The Potter’s Field

(Critical Survey of Contemporary Fiction)

THE POTTER’S FIELD, the seventeenth chronicle of Brother Cadfael, continues Ellis Peter’s popular series of mysteries set in twelfth century England. In the Benedictine Abbey of St. Peter and St. Paul at Shrewsbury, Brother Cadfael, wise in the ways of God and man, reports to Abbot Radulfus the news that a young woman, dead perhaps a year or two, has been found reverently buried at the edge of the Potter’s Field.

A recent gift to the abbey, the field for years was the scene of the livelihood of Brother Ruald, whose monastic vows are but a few months old. After a decade and a half of marriage, Ruald claimed a revelation from God and abandoned his wife and his craft for the cloister. His wife Generys disappeared shortly thereafter and has not been seen since.

Ruald is unable to identify the body. The arrival in Shrewsbury of the young novice Sulien Blount further complicates matters: Blount had fled from the abbey at Ramsey after it was seized in the English civil war by forces hostile to King Stephen; Blount’s father had at one time owned the Potter’s Field and Sulien had been no stranger there—though he does seem a stranger to the life of the monastery.
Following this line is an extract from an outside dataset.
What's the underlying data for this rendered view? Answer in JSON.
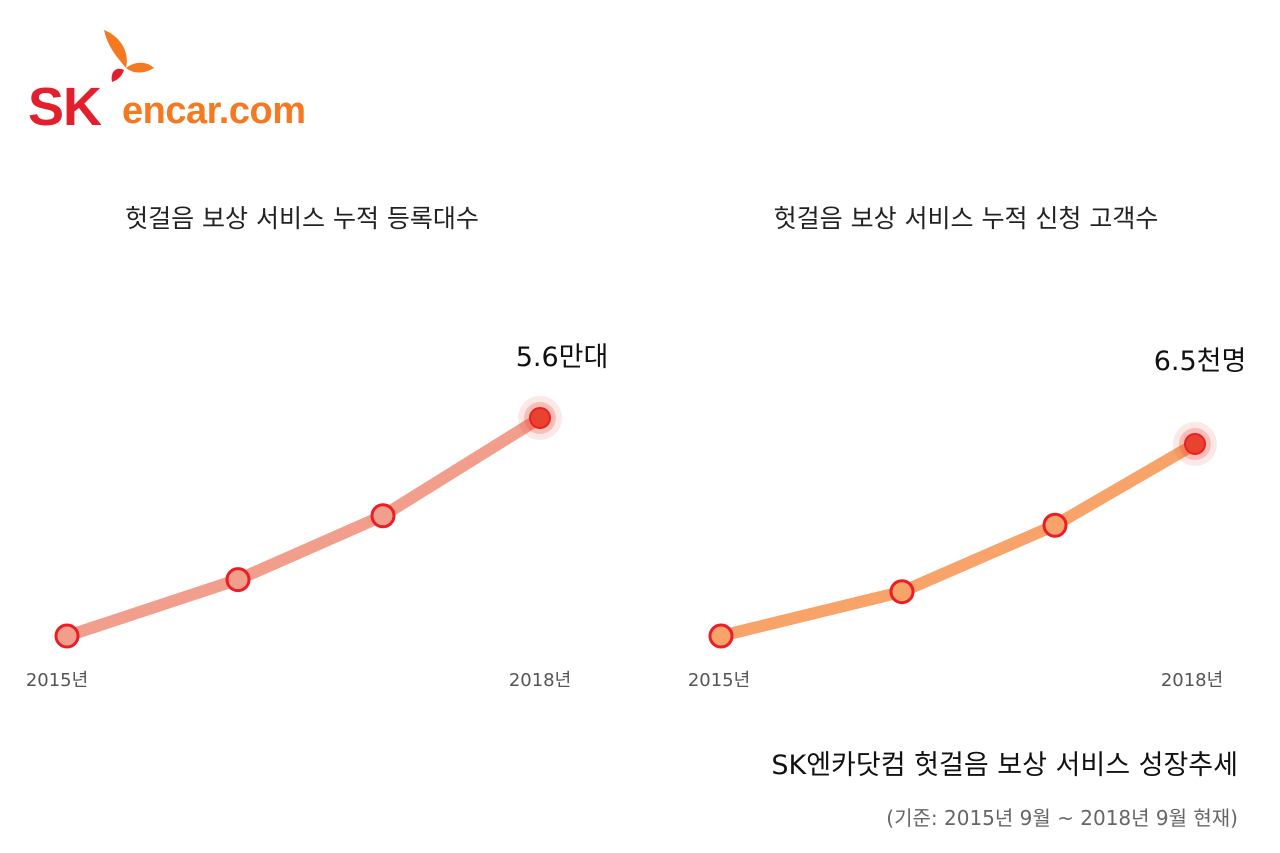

Cadfael’s keen sense of human psychology leads him to explore more deeply the lives of Ruald and Sulien, testing the commitment of the former and probing the unease of the latter. All is revealed in the satisfying conclusion, one not entirely unexpected to fans of the earlier Cadfael adventures. The scales of God’s justice finally balance in this well-crafted tale, and the reader is left to ponder the outcome when justice and love collide.